I listened to a couple short classics (one play, one novella) a couple weeks back. Since they were both short and my thoughts on them are equally so, I decided to review them both in the same post. The two really had very little in common. I just happened to listen to them back-to-back.
This is a play about how politics can drive people crazy. Pretty apt in today’s modern world, no? Basically, the story goes like this. A year after Rosmer’s wife gets ill and kills herself, her nurse/friend Rebecca still lives with the family at Rosmersholm. The wife’s brother comes to visit after a long absence, is horrified to learn that Rosmer has become a liberal, and accuses Rebecca of warping his brother-in-law’s mind. Accusations, confessions, and ruined friendships abound. Melodrama spills everywhere. Aaaaaand that’s pretty much it. I didn’t get much out of the play, but hey, it was interesting to read another work of Ibsen’s. Plus, I now understand the lines that head all the chapters of Lethal White, and why this play was used as the reference in that book.
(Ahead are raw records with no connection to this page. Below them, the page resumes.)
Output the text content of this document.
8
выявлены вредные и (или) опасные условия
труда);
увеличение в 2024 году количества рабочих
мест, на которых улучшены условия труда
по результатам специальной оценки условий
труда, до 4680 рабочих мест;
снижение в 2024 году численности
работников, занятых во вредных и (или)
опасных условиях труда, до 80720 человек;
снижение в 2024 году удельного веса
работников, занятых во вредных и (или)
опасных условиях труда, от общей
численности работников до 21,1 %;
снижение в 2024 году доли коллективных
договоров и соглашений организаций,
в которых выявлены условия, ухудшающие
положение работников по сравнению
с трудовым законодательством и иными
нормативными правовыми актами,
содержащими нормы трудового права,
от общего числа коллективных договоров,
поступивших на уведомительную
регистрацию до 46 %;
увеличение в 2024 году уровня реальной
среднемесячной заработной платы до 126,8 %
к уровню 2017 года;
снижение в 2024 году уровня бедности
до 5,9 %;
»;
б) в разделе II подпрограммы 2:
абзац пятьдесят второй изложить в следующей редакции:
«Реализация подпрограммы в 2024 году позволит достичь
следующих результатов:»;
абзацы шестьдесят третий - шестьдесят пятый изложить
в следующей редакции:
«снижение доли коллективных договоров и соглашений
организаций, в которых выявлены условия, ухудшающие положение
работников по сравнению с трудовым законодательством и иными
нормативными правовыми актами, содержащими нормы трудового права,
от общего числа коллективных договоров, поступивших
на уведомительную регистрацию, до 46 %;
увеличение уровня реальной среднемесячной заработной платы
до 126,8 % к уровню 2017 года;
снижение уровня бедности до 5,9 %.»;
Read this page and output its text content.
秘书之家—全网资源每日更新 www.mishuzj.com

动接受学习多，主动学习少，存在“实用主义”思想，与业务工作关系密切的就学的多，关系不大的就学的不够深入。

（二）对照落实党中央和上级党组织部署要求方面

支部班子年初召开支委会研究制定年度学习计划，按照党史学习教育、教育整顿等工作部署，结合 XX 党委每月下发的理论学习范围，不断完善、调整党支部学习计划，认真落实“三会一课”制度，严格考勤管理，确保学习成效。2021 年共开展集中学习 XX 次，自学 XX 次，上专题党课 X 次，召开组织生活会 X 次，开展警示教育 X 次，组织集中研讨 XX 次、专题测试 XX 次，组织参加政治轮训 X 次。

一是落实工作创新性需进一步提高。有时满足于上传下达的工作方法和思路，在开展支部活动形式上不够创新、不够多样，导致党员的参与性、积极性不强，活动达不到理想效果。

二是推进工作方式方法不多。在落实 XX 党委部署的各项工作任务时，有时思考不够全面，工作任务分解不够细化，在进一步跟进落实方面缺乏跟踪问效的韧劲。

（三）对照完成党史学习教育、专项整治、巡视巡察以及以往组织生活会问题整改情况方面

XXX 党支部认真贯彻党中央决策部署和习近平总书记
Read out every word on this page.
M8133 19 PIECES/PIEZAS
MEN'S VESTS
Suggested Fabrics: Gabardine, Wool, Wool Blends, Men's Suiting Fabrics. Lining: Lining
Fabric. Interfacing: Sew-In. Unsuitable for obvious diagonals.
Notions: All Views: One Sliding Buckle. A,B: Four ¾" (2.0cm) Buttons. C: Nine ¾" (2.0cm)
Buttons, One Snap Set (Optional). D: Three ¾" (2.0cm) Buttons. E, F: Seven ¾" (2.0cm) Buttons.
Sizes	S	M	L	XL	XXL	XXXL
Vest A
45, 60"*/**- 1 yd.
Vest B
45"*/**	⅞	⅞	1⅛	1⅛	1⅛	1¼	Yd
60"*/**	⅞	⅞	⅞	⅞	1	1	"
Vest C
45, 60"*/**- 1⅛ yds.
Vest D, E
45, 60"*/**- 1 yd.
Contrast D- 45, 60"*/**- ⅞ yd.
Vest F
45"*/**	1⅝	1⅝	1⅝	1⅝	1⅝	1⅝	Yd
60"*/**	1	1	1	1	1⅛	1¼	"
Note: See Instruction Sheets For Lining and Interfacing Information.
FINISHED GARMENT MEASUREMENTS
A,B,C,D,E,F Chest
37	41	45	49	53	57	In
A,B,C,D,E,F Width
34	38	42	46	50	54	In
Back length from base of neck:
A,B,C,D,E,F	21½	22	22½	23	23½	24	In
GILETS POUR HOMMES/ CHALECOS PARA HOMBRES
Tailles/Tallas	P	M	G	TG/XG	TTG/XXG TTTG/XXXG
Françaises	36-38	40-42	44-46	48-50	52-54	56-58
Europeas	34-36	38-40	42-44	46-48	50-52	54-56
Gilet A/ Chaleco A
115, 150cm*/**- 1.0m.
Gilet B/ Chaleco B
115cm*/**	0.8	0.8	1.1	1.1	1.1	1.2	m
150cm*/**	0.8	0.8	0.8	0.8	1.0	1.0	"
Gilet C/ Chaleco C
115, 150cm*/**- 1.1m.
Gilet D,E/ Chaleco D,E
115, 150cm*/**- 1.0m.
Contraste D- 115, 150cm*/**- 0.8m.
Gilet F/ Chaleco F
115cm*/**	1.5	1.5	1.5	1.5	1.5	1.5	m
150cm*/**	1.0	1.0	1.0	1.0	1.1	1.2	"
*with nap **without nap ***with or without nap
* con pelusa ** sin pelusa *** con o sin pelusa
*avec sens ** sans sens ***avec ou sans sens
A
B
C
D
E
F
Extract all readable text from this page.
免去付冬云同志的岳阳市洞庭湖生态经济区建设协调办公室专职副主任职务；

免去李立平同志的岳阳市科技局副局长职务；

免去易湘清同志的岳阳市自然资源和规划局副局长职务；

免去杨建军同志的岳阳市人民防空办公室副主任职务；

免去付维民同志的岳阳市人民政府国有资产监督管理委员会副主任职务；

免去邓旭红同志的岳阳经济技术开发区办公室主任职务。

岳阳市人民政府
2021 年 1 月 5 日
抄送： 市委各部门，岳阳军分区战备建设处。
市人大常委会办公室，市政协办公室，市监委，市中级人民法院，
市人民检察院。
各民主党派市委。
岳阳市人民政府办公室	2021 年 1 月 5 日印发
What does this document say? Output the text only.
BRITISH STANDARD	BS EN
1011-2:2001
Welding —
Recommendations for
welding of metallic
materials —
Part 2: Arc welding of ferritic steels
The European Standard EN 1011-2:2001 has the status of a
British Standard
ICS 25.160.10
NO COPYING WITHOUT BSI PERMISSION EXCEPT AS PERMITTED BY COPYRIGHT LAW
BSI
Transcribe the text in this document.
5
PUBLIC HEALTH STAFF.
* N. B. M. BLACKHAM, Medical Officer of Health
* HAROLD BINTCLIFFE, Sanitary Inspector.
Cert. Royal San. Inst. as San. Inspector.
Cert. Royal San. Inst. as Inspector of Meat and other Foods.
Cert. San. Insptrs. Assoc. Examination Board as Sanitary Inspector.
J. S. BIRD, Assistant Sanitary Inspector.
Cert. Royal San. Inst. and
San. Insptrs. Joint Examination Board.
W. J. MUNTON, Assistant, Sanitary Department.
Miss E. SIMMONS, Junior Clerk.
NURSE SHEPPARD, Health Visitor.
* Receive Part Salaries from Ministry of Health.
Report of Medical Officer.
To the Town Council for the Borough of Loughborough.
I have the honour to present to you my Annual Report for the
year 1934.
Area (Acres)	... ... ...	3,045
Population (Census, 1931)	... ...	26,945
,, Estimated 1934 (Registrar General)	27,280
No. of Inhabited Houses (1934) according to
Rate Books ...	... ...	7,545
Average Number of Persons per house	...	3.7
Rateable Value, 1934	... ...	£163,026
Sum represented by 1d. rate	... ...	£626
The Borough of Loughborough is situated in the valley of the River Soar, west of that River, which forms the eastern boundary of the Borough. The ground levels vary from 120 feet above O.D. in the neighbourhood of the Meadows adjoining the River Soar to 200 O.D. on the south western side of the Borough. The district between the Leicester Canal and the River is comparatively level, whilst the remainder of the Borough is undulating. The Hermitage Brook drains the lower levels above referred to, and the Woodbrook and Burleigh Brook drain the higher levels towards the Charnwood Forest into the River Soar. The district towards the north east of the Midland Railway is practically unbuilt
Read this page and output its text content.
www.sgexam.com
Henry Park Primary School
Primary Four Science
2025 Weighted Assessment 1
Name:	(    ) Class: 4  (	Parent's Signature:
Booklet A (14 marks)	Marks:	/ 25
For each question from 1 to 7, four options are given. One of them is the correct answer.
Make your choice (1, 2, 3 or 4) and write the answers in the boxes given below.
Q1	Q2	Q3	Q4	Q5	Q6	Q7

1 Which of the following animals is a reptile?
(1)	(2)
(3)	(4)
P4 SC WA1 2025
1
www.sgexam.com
Performance: The audiobook was full-cast. The two women did well at their roles, but the male voice actors all drove me crazy for one reason or another. I was only able to continue with the audio version because I enjoy listening to plays generally. Also, what was up with all the characters having either British or German accents?? The play is set in Norway…
This is a sweet tale of family stubbornness that leads to estrangement and the efforts of a family friend to trick the family into being together again. It’s also Braddon’s very clear denunciation of the way upperclass women were raised at the time, as well as her idealizing of the health of poor folk. (One of the major threads that goes through the novella is the idea that children who run wild and don’t spend a lot of time learning – aka poor children who don’t go to school – have great health and never need doctors, whereas rich children who study a lot overtax their brains, which leads to a deterioration in physical health – even if part of their study is to spend several hours a day in physical activity.) Setting aside the very naive ideas on the best way to live, the story itself was cute. I enjoyed watching Sir John figure out the trick that’s been played on him, and how his heart falls in love with his grandchildren all the same. It’s ultimately a story of forgiveness and the stupidity of stubborn pride, and I liked that.
Performance: This audiobook was read by Richard Armitage, who did a wonderful job, even with the children’s voices. (I usually don’t like children’s voices in audio narration.)